Athenaeus of Naucratis

Athenaeus. The Deipnosophists or Banquet Of The Learned Of Athenaeus. Yonge, Charles Duke, translator. London: Henry G. Bohn, 1854.

Theopompus the Chian says, that the vine is found at Olympia, near the Alpheus; and that there is a place about eight furlongs from Elis where the natives at the time of the Dionysian games close up three empty brazen vessels, and seal them in the presence of all the people round about; and at a subsequent time they open them and find them full of wine. But Hellanicus says, that the vine was first discovered in Plinthina, a city of Egypt; on which account Dion, the academic philosopher, calls the Egyptians fond of wine and fond of drinking: and also, that as subsidiary to wine, in the case of those who, on account of their poverty, could not get wine, there was introduced a custom of drinking beer made of barley; and moreover, that those who drank this beer were so pleased with it that they sung and danced, and did everything like men drunk with wine. Now Aristotle says, that men who are drunk with wine show it in their faces; but that those who have drunk too much beer fall back and go to sleep; for wine is stimulating, but beer has a tendency to stupefy.

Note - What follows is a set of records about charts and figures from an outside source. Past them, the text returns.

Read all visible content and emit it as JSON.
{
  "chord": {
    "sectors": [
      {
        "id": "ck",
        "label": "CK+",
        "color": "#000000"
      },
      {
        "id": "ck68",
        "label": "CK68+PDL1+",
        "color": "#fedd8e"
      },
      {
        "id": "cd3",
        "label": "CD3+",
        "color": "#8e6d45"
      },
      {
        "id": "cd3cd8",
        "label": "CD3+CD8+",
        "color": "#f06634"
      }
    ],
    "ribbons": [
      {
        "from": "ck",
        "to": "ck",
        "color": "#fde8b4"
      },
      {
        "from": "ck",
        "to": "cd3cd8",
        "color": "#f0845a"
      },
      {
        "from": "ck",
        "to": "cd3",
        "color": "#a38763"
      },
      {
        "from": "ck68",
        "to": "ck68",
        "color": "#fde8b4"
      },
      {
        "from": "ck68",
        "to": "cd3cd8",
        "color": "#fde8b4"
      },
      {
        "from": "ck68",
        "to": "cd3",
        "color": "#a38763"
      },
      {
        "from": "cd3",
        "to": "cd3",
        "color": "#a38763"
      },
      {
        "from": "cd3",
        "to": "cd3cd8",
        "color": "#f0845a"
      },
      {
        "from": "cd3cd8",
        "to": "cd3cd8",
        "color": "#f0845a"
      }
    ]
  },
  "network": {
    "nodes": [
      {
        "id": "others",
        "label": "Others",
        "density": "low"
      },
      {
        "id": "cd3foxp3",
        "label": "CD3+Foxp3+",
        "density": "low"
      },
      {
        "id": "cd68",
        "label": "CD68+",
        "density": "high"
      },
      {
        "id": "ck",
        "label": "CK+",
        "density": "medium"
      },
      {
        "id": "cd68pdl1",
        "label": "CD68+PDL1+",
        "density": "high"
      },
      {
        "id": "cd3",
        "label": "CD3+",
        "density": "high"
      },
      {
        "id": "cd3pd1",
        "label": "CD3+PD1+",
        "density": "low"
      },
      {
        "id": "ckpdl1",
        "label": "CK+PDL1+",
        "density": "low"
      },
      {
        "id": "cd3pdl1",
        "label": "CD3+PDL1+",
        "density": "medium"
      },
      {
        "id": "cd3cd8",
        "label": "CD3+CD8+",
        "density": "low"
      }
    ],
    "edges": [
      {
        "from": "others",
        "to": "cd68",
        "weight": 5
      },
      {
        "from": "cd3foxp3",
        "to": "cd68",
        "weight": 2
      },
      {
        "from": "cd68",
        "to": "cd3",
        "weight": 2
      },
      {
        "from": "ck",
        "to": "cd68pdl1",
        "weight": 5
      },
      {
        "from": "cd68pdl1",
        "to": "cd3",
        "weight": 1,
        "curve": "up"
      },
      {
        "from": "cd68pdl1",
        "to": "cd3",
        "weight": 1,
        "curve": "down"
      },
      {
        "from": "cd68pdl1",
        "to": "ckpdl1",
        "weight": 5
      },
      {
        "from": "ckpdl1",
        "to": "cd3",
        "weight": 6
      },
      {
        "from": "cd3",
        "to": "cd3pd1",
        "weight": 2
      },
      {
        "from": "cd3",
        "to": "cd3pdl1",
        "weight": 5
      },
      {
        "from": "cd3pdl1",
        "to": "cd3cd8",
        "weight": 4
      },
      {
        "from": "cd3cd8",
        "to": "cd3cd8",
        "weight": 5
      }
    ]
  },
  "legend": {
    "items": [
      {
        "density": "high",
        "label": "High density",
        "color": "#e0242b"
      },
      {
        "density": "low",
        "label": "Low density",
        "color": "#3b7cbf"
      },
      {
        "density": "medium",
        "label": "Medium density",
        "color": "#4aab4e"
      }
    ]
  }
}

Now that the Egyptians really are fond of wine this is a proof, that they are the only people among whom it is a custom at their feasts to eat boiled cabbages before all the rest of their food; and even to this very time they do so. And many people add cabbage seed to potions which they prepare as preventives against drunkenness. And wherever a vineyard has cabbages growing in it, there the wine is weaker. On which account the citizens of Sybaris also, as Timmeus says, used to eat cabbages before drinking. And so Alexis says—

  1. Last evening you were drinking deep,
  2. So now your head aches. Go to sleep;
  3. Take some boil'd cabbage when you wake;
  4. And there's an end of your headache.
And Eubulus says, somewhere or other—
  1. Wife, quick! some cabbage boil, of virtues healing,
  2. That I may rid me of this seedy feeling.
v.1.p.57
For the ancients used to call cabbage ῥάφανος. And so Apollodorus of Carystus expressly says—
  1. We call it ῥάφανος, and strangers κράμβη;
  2. But sure to women they must both the same be.
And Anaxandrides says—
  1. If you butter and cabbage eat,
  2. All distempers you will beat,
  3. Driving off all headaches horrid,
  4. And clouds which hover round your forehead.
And Nicochares says—
  1. Instead of cabbage, acorns boil to-morrow,
  2. Which equally rid you of all your sorrow.
And Amphis tells us—
  1. When one's been drunk, the best relief I know
  2. Is stern misfortune's unexpected blow;
  3. For that at once all languor will dispel,
  4. As sure as cabbage.
And Theophrastus also speaks of the effect which the cabbage produces, saying that the vine as long as it lives always turns away from the smell of cabbage.